Director picks festival highlights
- Published
Edinburgh International Festival director Jonathan Mills said he is "excited" by his fourth Edinburgh programme.
The opening night concert is a reinterpretation of the nativity told from a mother's perspective.
It is set on the US/Mexico border.
The overall theme for the festival is "New Worlds", concentrating on work from America and Australasia.
Mr Mills said the opening work by US composer John Adams would set the tone for the rest of the three-week programme.
World premieres will include Caledonia by Scottish writer Alistair Beaton.
It explores Scotland's attempt to turn itself into a colonial power by setting up a colony in Panama in the 1690s.
The disastrous scheme to found a colony at Darien left Scotland considerably poorer and cost 2,000 lives.
It is believed to have led to the 1707 Treaty of Union with England.
Mr Mills said: "It is a very Scottish story set in the midst of the greed and euphoria of the late 17th century.
"It has interesting parallels to our own times."
Theatrical tour-de-force
Elsewhere in the programme there is a staging of the opera Montezuma about the fall of the Aztec empire, which the festival director said had "turned out to be fantastic".

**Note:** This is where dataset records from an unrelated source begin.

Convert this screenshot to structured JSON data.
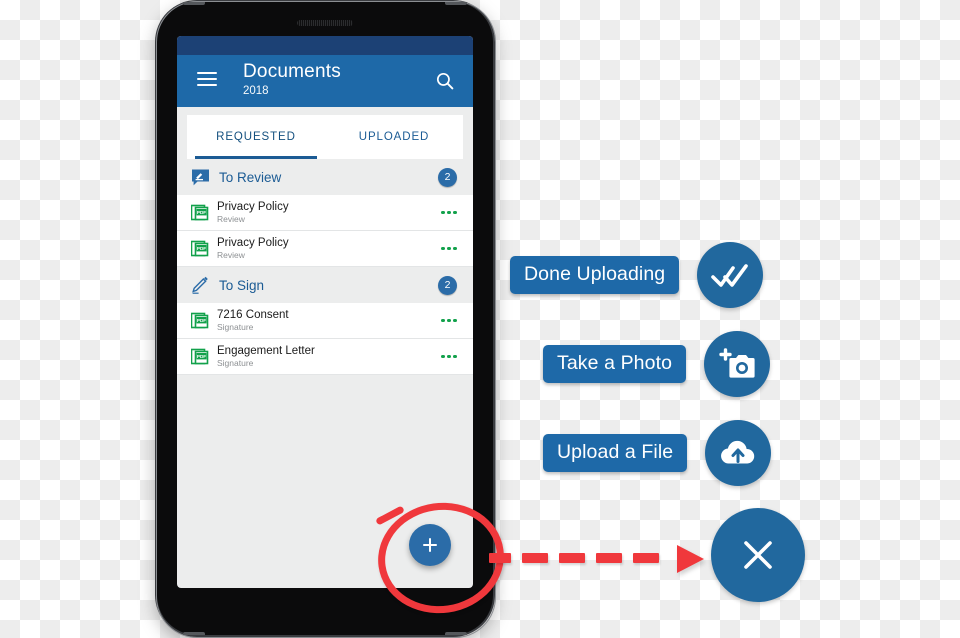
{
  "appbar": {
    "title": "Documents",
    "subtitle": "2018",
    "menu_icon": "hamburger-menu-icon",
    "search_icon": "search-icon"
  },
  "tabs": [
    {
      "label": "REQUESTED",
      "active": true
    },
    {
      "label": "UPLOADED",
      "active": false
    }
  ],
  "groups": [
    {
      "label": "To Review",
      "count": "2",
      "icon": "review-comment-icon",
      "items": [
        {
          "name": "Privacy Policy",
          "sub": "Review",
          "icon": "pdf-file-icon",
          "menu": "overflow-menu-icon"
        },
        {
          "name": "Privacy Policy",
          "sub": "Review",
          "icon": "pdf-file-icon",
          "menu": "overflow-menu-icon"
        }
      ]
    },
    {
      "label": "To Sign",
      "count": "2",
      "icon": "pencil-sign-icon",
      "items": [
        {
          "name": "7216 Consent",
          "sub": "Signature",
          "icon": "pdf-file-icon",
          "menu": "overflow-menu-icon"
        },
        {
          "name": "Engagement Letter",
          "sub": "Signature",
          "icon": "pdf-file-icon",
          "menu": "overflow-menu-icon"
        }
      ]
    }
  ],
  "fab": {
    "icon": "plus-icon"
  },
  "actions": [
    {
      "label": "Done Uploading",
      "icon": "double-check-icon"
    },
    {
      "label": "Take a Photo",
      "icon": "camera-add-icon"
    },
    {
      "label": "Upload a File",
      "icon": "cloud-upload-icon"
    },
    {
      "label": "",
      "icon": "close-x-icon"
    }
  ],
  "annotation": {
    "circle": "red-highlight-circle",
    "arrow": "red-dashed-arrow"
  },
  "colors": {
    "status_bar": "#1c4175",
    "app_bar": "#1e69a8",
    "accent_blue": "#21689e",
    "tab_active": "#1b5b94",
    "pdf_green": "#12a14b",
    "annotation_red": "#f0383c",
    "screen_bg": "#eceded"
  }
}
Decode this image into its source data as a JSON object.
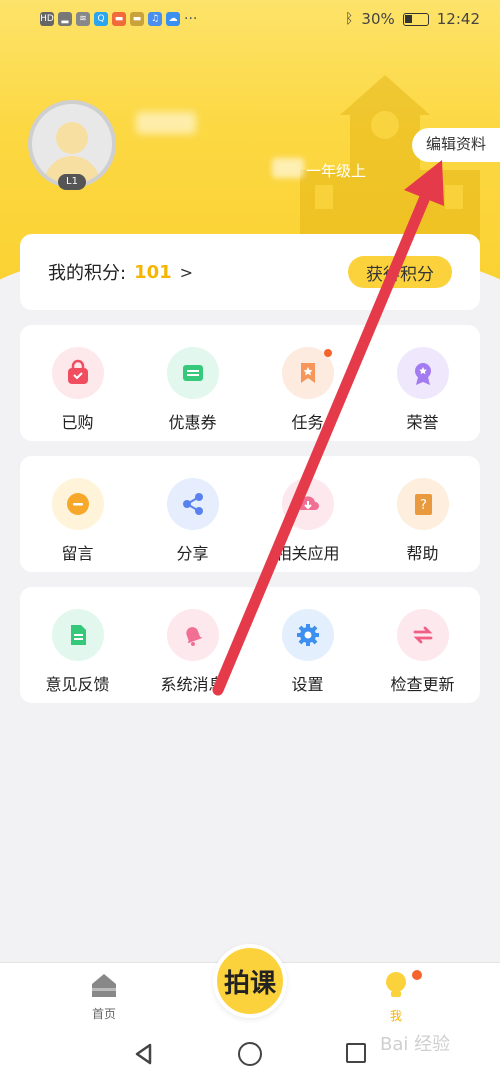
{
  "status_bar": {
    "battery": "30%",
    "time": "12:42"
  },
  "profile": {
    "level": "L1",
    "grade": "一年级上",
    "edit_label": "编辑资料"
  },
  "points": {
    "label": "我的积分:",
    "value": "101",
    "arrow": ">",
    "earn_label": "获得积分"
  },
  "grid_rows": [
    [
      {
        "label": "已购",
        "icon": "shopping-bag-icon",
        "bg": "#fde8ec",
        "fg": "#f04d5f"
      },
      {
        "label": "优惠券",
        "icon": "coupon-icon",
        "bg": "#e2f7ee",
        "fg": "#36c97c"
      },
      {
        "label": "任务",
        "icon": "task-flag-icon",
        "bg": "#fdebe0",
        "fg": "#f7965a"
      },
      {
        "label": "荣誉",
        "icon": "medal-icon",
        "bg": "#efe8fc",
        "fg": "#a47cf2"
      }
    ],
    [
      {
        "label": "留言",
        "icon": "message-icon",
        "bg": "#fff3da",
        "fg": "#f7a82a"
      },
      {
        "label": "分享",
        "icon": "share-icon",
        "bg": "#e6edfc",
        "fg": "#5a82ee"
      },
      {
        "label": "相关应用",
        "icon": "download-cloud-icon",
        "bg": "#fde8ee",
        "fg": "#f16f93"
      },
      {
        "label": "帮助",
        "icon": "help-book-icon",
        "bg": "#fdeedd",
        "fg": "#e99a3f"
      }
    ],
    [
      {
        "label": "意见反馈",
        "icon": "feedback-doc-icon",
        "bg": "#e2f7ee",
        "fg": "#35c77a"
      },
      {
        "label": "系统消息",
        "icon": "bell-icon",
        "bg": "#fde8ee",
        "fg": "#f16f93"
      },
      {
        "label": "设置",
        "icon": "gear-icon",
        "bg": "#e3effc",
        "fg": "#3d8ff0"
      },
      {
        "label": "检查更新",
        "icon": "refresh-icon",
        "bg": "#fde8ee",
        "fg": "#f15f85"
      }
    ]
  ],
  "bottom_nav": {
    "home_label": "首页",
    "center_label": "拍课",
    "me_label": "我"
  },
  "watermark": "Bai 经验",
  "colors": {
    "accent": "#fcd23c",
    "points": "#f6b500",
    "annotation_arrow": "#e53a4a"
  }
}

Mr Mills said he could not wait to see a new version of Ernest Hemingway's novel The Sun Also Rises, by the avant-garde American theatre company Elevator Repair Service.
He also highlighted dance show Agua, which was choreographed by "Europe's most-beloved" choreographer Pina Bausch, who died last year.
Mr Mills said the show, which imagines a journey from Brazilian beach to rainforest and then back again, is "humorous, witty yet virtuosic".
Gospel music group The Blind Boys of Alabama are to make their festival debut in Gospel at Colonus, which Mr Mills described as a "mighty theatrical tour-de-force".
Also in the programme is American composer George Gershwin's Depression era opera Porgy and Bess, which has been updated in a multi-media production which will include a hip-hop and contemporary dance company.
Peter Carey's 1981 novel Bliss will be the inspiration for a new Australian opera to be performed for the first time in Europe, by Opera Australia.
Hidden gems include Teatro Cinema from Chile which combines film projection and live performance.
Mr Mills said: "It is theatre for a generation dedicated to the moving image. But it is absolutely a theatrical experience."
The Edinburgh International Festival runs from 13 August to 5 September.